Sandi:  "She's part of everything now.  She is happy and not suffering anymore."
Maya: "Is she smiling?"
Sandi:  "Yes."
Maya:  "But where is she smiling?  Where is she?"
Sandi: " She is in your heart and maybe even part of her is in that little fish that was born in our fish tank." 
Maya sits up and looks in the fish tank.  "I don't see Mochy in there."

Now I realize Heaven is a comforting idea to offer children, but I'm only partly okay with this notion.  I don't have conventional spiritual beliefs and I don't believe that there is some storage space in the sky where all souls retire.  I believe the Universe is too efficient to waste the energy of a soul and so, yes, if you want to pin me down, I believe in reincarnation.  But in my heart it feels more like an environmentally slanted reusing and recycling something as wonderous to behold as a unique soul.

By contrast, here is the conversation I had with our sage seven-year-old:

Ella: "So can you look online to see what a picture of a spirit looks like?"

Me: "Well...not really honey.  There aren't pictures of that.  You can't really see a spirit."
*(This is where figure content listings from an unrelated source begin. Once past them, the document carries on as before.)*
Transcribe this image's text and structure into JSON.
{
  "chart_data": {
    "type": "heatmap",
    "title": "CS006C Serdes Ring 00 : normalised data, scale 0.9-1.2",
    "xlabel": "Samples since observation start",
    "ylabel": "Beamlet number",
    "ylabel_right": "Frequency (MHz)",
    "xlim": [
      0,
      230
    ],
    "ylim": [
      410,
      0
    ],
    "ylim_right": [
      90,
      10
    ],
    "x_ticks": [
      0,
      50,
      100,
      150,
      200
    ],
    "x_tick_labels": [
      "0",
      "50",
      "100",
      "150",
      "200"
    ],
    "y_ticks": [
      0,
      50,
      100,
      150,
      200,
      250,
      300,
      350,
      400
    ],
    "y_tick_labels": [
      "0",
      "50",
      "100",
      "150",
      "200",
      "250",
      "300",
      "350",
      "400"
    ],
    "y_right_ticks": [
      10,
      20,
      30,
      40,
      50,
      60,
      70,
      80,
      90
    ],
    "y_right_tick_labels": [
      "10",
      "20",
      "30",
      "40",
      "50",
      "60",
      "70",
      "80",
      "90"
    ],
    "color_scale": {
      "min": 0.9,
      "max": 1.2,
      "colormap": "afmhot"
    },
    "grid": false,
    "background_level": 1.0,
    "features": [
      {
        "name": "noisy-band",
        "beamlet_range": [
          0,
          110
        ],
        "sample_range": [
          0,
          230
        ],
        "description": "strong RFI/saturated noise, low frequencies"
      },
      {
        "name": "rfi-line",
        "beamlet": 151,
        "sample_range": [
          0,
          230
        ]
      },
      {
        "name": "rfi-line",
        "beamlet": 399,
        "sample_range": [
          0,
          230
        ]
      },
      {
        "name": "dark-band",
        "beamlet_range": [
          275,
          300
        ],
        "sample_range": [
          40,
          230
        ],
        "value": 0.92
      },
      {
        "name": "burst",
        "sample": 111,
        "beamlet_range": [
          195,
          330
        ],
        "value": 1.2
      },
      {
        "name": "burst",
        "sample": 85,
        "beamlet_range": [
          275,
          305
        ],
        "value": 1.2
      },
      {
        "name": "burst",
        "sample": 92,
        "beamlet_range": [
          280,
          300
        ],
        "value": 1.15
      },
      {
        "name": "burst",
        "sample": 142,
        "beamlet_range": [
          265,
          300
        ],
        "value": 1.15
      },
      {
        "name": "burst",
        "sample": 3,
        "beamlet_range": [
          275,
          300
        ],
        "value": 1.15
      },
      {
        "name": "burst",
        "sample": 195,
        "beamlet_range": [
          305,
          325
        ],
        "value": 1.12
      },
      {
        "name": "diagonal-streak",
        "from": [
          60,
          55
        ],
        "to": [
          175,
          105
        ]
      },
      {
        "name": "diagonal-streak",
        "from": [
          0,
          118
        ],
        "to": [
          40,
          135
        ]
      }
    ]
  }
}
Ella:  "Maybe a baby was born today and Mochy is part of that baby."

Me: "Maybe.  Mommy and I believe that Mochy is now part of everything, like bits of her spirit went into other living things- a bird, a rainbow, a tulip.  She went from being a small being in a little body to being big and everywhere .  In this way everything is connected and a part of everything is in you and you are in everything.  That pretty much sums up our belief in what some people call God."

Ella: "I know God isn't a person.  God is everything."

2 comments:

Katie said...
This comment has been removed by the author.
Zoe K said...

Out of the mouth of babes... My condolences to you all. Rest easy, Mo.